As the man’s body begins to use its reserves his appetite may increase. Feeling sickly, he just might increase his daily intake of celery; borrowing from future rations. With the increase in rations he may fell satisfied after a meal but that is merely a perception, as his body eats itself for energy. He then might try to display an upbeat attitude, rejecting reality. Being ignorant to the fact that he is not bringing any new energy into his body he would likely resort to stimulants to speed his metabolism and nervous system giving him the perception of energy, blind to the fact that he is only speeding the process of death.

Our economy acts the same way yet we are surprised with its illness. We have countless times interfered with the natural process in order to get high. As we become too proud to take certain manufacturing jobs, they go overseas; energy lost.
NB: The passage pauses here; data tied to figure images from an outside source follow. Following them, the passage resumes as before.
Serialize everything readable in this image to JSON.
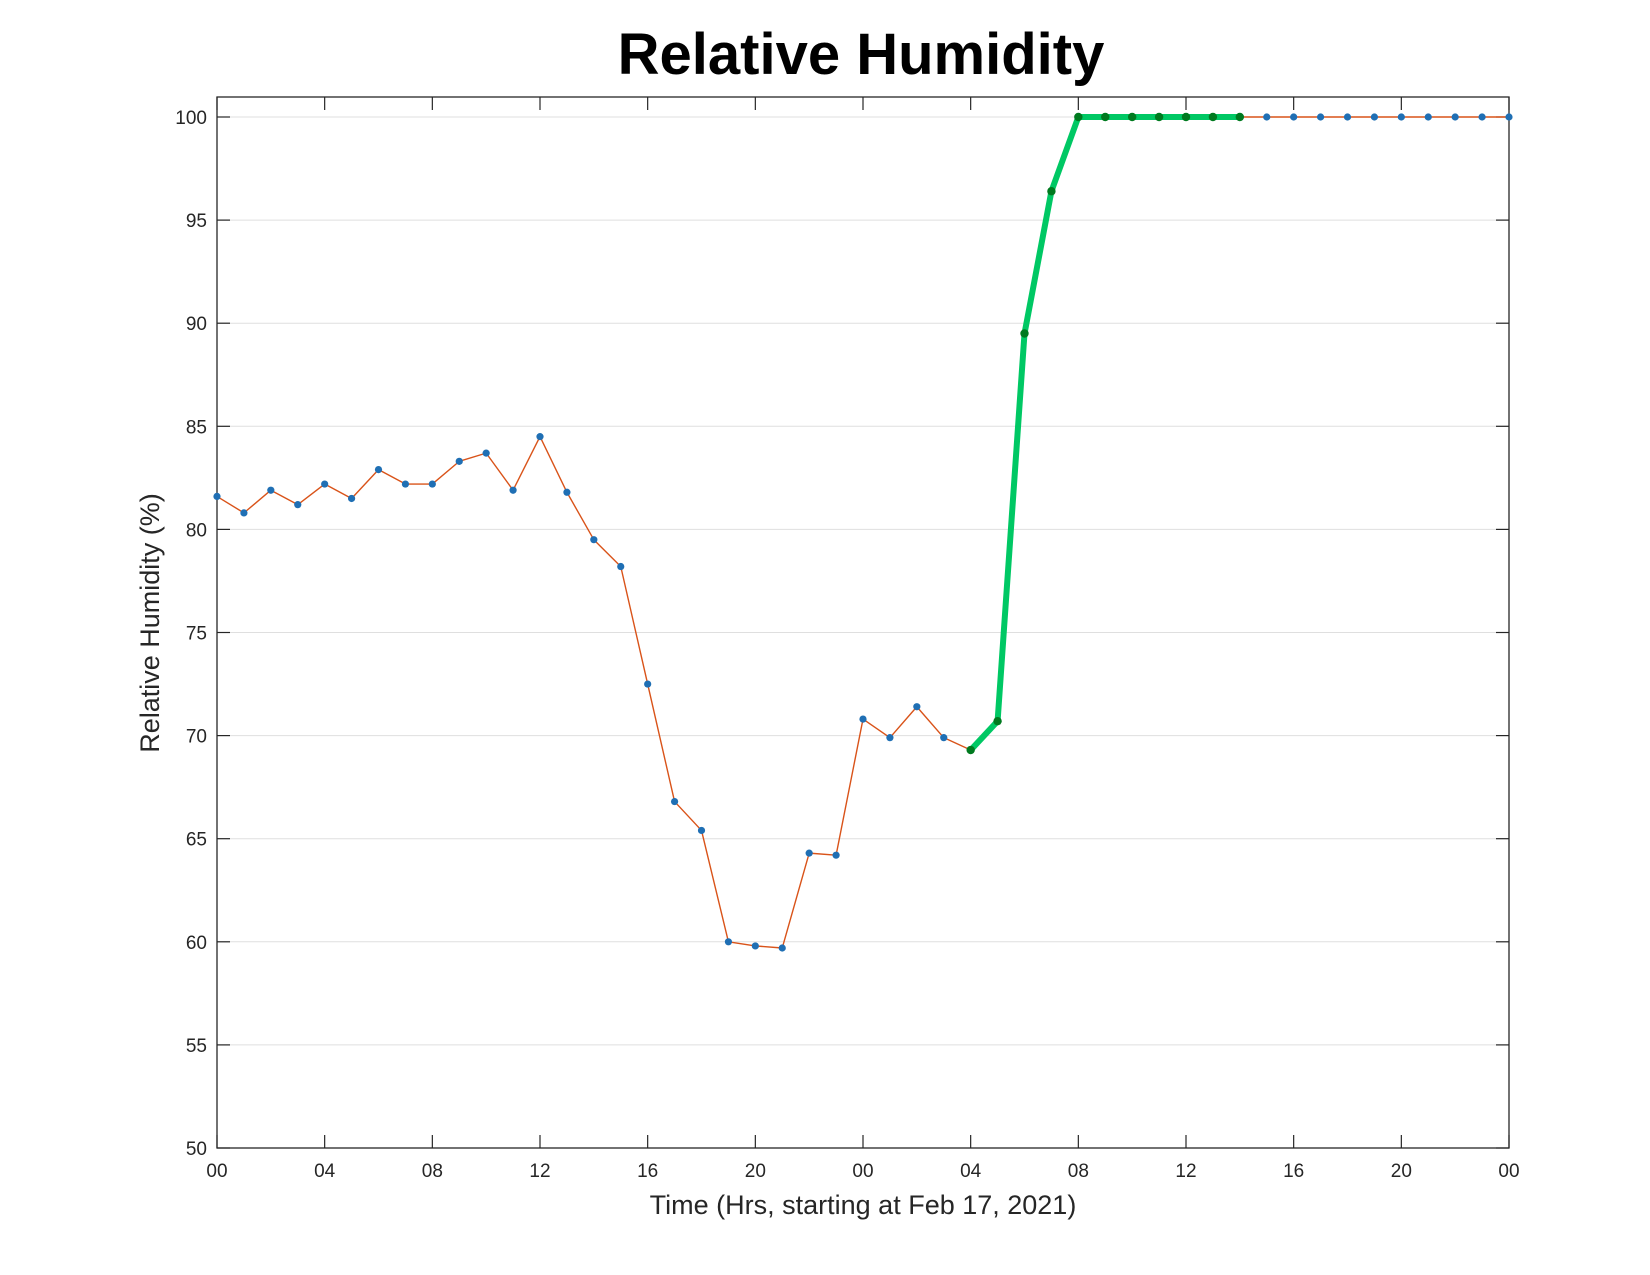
{
  "chart_data": {
    "type": "line",
    "title": "Relative Humidity",
    "xlabel": "Time (Hrs, starting at Feb 17, 2021)",
    "ylabel": "Relative Humidity (%)",
    "ylim": [
      50,
      100
    ],
    "xlim": [
      0,
      48
    ],
    "x_tick_values": [
      0,
      4,
      8,
      12,
      16,
      20,
      24,
      28,
      32,
      36,
      40,
      44,
      48
    ],
    "x_tick_labels": [
      "00",
      "04",
      "08",
      "12",
      "16",
      "20",
      "00",
      "04",
      "08",
      "12",
      "16",
      "20",
      "00"
    ],
    "y_tick_values": [
      50,
      55,
      60,
      65,
      70,
      75,
      80,
      85,
      90,
      95,
      100
    ],
    "y_tick_labels": [
      "50",
      "55",
      "60",
      "65",
      "70",
      "75",
      "80",
      "85",
      "90",
      "95",
      "100"
    ],
    "grid": "horizontal",
    "legend": "none",
    "series": [
      {
        "color": "#d95319",
        "marker_color": "#1f6fb4",
        "x": [
          0,
          1,
          2,
          3,
          4,
          5,
          6,
          7,
          8,
          9,
          10,
          11,
          12,
          13,
          14,
          15,
          16,
          17,
          18,
          19,
          20,
          21,
          22,
          23,
          24,
          25,
          26,
          27,
          28,
          29,
          30,
          31,
          32,
          33,
          34,
          35,
          36,
          37,
          38,
          39,
          40,
          41,
          42,
          43,
          44,
          45,
          46,
          47,
          48
        ],
        "values": [
          81.6,
          80.8,
          81.9,
          81.2,
          82.2,
          81.5,
          82.9,
          82.2,
          82.2,
          83.3,
          83.7,
          81.9,
          84.5,
          81.8,
          79.5,
          78.2,
          72.5,
          66.8,
          65.4,
          60.0,
          59.8,
          59.7,
          64.3,
          64.2,
          70.8,
          69.9,
          71.4,
          69.9,
          69.3,
          70.7,
          89.5,
          96.4,
          100,
          100,
          100,
          100,
          100,
          100,
          100,
          100,
          100,
          100,
          100,
          100,
          100,
          100,
          100,
          100,
          100
        ]
      },
      {
        "color": "#00c864",
        "marker_color": "#007a1f",
        "x": [
          28,
          29,
          30,
          31,
          32,
          33,
          34,
          35,
          36,
          37,
          38
        ],
        "values": [
          69.3,
          70.7,
          89.5,
          96.4,
          100,
          100,
          100,
          100,
          100,
          100,
          100
        ]
      }
    ]
  }
}
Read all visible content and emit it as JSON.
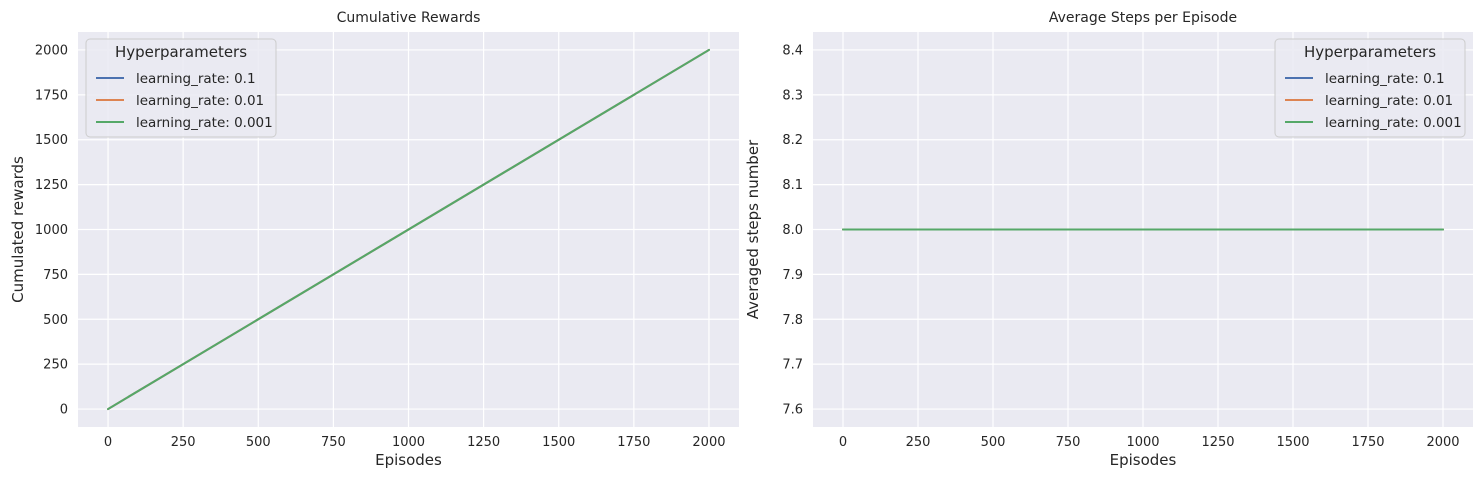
{
  "chart_data": [
    {
      "type": "line",
      "title": "Cumulative Rewards",
      "xlabel": "Episodes",
      "ylabel": "Cumulated rewards",
      "xlim": [
        -100,
        2100
      ],
      "ylim": [
        -100,
        2100
      ],
      "xticks": [
        0,
        250,
        500,
        750,
        1000,
        1250,
        1500,
        1750,
        2000
      ],
      "yticks": [
        0,
        250,
        500,
        750,
        1000,
        1250,
        1500,
        1750,
        2000
      ],
      "ytick_labels": [
        "0",
        "250",
        "500",
        "750",
        "1000",
        "1250",
        "1500",
        "1750",
        "2000"
      ],
      "grid": true,
      "legend": {
        "title": "Hyperparameters",
        "placement": "top-left"
      },
      "series": [
        {
          "name": "learning_rate: 0.1",
          "color": "#4c72b0",
          "x": [
            0,
            2000
          ],
          "y": [
            0,
            2000
          ]
        },
        {
          "name": "learning_rate: 0.01",
          "color": "#dd8452",
          "x": [
            0,
            2000
          ],
          "y": [
            0,
            2000
          ]
        },
        {
          "name": "learning_rate: 0.001",
          "color": "#55a868",
          "x": [
            0,
            2000
          ],
          "y": [
            0,
            2000
          ]
        }
      ]
    },
    {
      "type": "line",
      "title": "Average Steps per Episode",
      "xlabel": "Episodes",
      "ylabel": "Averaged steps number",
      "xlim": [
        -100,
        2100
      ],
      "ylim": [
        7.56,
        8.44
      ],
      "xticks": [
        0,
        250,
        500,
        750,
        1000,
        1250,
        1500,
        1750,
        2000
      ],
      "yticks": [
        7.6,
        7.7,
        7.8,
        7.9,
        8.0,
        8.1,
        8.2,
        8.3,
        8.4
      ],
      "ytick_labels": [
        "7.6",
        "7.7",
        "7.8",
        "7.9",
        "8.0",
        "8.1",
        "8.2",
        "8.3",
        "8.4"
      ],
      "grid": true,
      "legend": {
        "title": "Hyperparameters",
        "placement": "top-right"
      },
      "series": [
        {
          "name": "learning_rate: 0.1",
          "color": "#4c72b0",
          "x": [
            0,
            2000
          ],
          "y": [
            8.0,
            8.0
          ]
        },
        {
          "name": "learning_rate: 0.01",
          "color": "#dd8452",
          "x": [
            0,
            2000
          ],
          "y": [
            8.0,
            8.0
          ]
        },
        {
          "name": "learning_rate: 0.001",
          "color": "#55a868",
          "x": [
            0,
            2000
          ],
          "y": [
            8.0,
            8.0
          ]
        }
      ]
    }
  ]
}
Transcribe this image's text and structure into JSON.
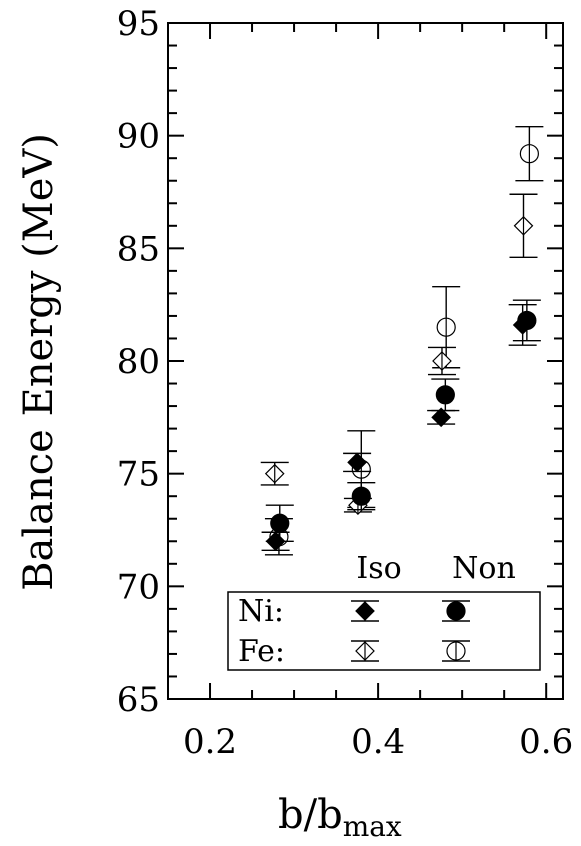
{
  "chart_data": {
    "type": "scatter",
    "title": "",
    "xlabel": "b/b",
    "xlabel_sub": "max",
    "ylabel": "Balance Energy (MeV)",
    "xlim": [
      0.15,
      0.62
    ],
    "ylim": [
      65,
      95
    ],
    "x_ticks": [
      {
        "value": 0.2,
        "label": "0.2"
      },
      {
        "value": 0.4,
        "label": "0.4"
      },
      {
        "value": 0.6,
        "label": "0.6"
      }
    ],
    "y_ticks": [
      {
        "value": 65,
        "label": "65"
      },
      {
        "value": 70,
        "label": "70"
      },
      {
        "value": 75,
        "label": "75"
      },
      {
        "value": 80,
        "label": "80"
      },
      {
        "value": 85,
        "label": "85"
      },
      {
        "value": 90,
        "label": "90"
      },
      {
        "value": 95,
        "label": "95"
      }
    ],
    "series": [
      {
        "key": "ni-iso",
        "marker": "diamond",
        "filled": true,
        "x": [
          0.278,
          0.375,
          0.475,
          0.572
        ],
        "y": [
          72.0,
          75.5,
          77.5,
          81.6
        ],
        "err": [
          0.4,
          0.4,
          0.3,
          0.9
        ]
      },
      {
        "key": "ni-non",
        "marker": "circle",
        "filled": true,
        "x": [
          0.283,
          0.38,
          0.48,
          0.577
        ],
        "y": [
          72.8,
          74.0,
          78.5,
          81.8
        ],
        "err": [
          0.8,
          0.6,
          0.7,
          0.9
        ]
      },
      {
        "key": "fe-iso",
        "marker": "diamond",
        "filled": false,
        "x": [
          0.277,
          0.376,
          0.476,
          0.573
        ],
        "y": [
          75.0,
          73.6,
          80.0,
          86.0
        ],
        "err": [
          0.5,
          0.3,
          0.6,
          1.4
        ]
      },
      {
        "key": "fe-non",
        "marker": "circle",
        "filled": false,
        "x": [
          0.282,
          0.38,
          0.481,
          0.58
        ],
        "y": [
          72.2,
          75.2,
          81.5,
          89.2
        ],
        "err": [
          0.8,
          1.7,
          1.8,
          1.2
        ]
      }
    ],
    "legend": {
      "position": "bottom-right",
      "col_headers": [
        "Iso",
        "Non"
      ],
      "rows": [
        {
          "label": "Ni:",
          "iso": "ni-iso",
          "non": "ni-non"
        },
        {
          "label": "Fe:",
          "iso": "fe-iso",
          "non": "fe-non"
        }
      ]
    },
    "grid": false
  }
}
We allow parasites to come into the country unlawfully and pack the money out; energy lost. We import far more then we export; a net loss of energy in the exchange. In the mean time we demand a more decadent lifestyle and by golly if enough people want something in an immoral democracy you’ll find a politician to promise all the bread and circuses imaginable, even while living with the highest standards the earth has ever seen. The people demand a feeling of health not knowing they are dead men walking. In absence of real energy in the economy we fake it with the placebo effect of increasing the quantity of money; which does work for a while until perception meets reality. We attempt to stimulate the economy by artificially valuing the dollar by placing non-market interest rates on the market; discouraging thrift and encouraging moral peril. We live off hopes of a better tomorrow not satisfied with our earnings of today while using our last energy to dig our own grave. We “create” jobs and production with no demand for the product; busy work, like walking on a treadmill. There are so many more examples of how we have not only strayed from, but out right shunned the natural capital market place. We are not a free market economy in America any more; far from it. But we don’t really care that we are chronically unhealthy as long as we feel good. We have made our diet meth and celery; we feel like a million bucks. In our arrogance we think we can recreate the natural process to fit our will. The process a five year old can explain over dinner. Our perception serves as our reality, in absence of the truth. But alas, the truth remains.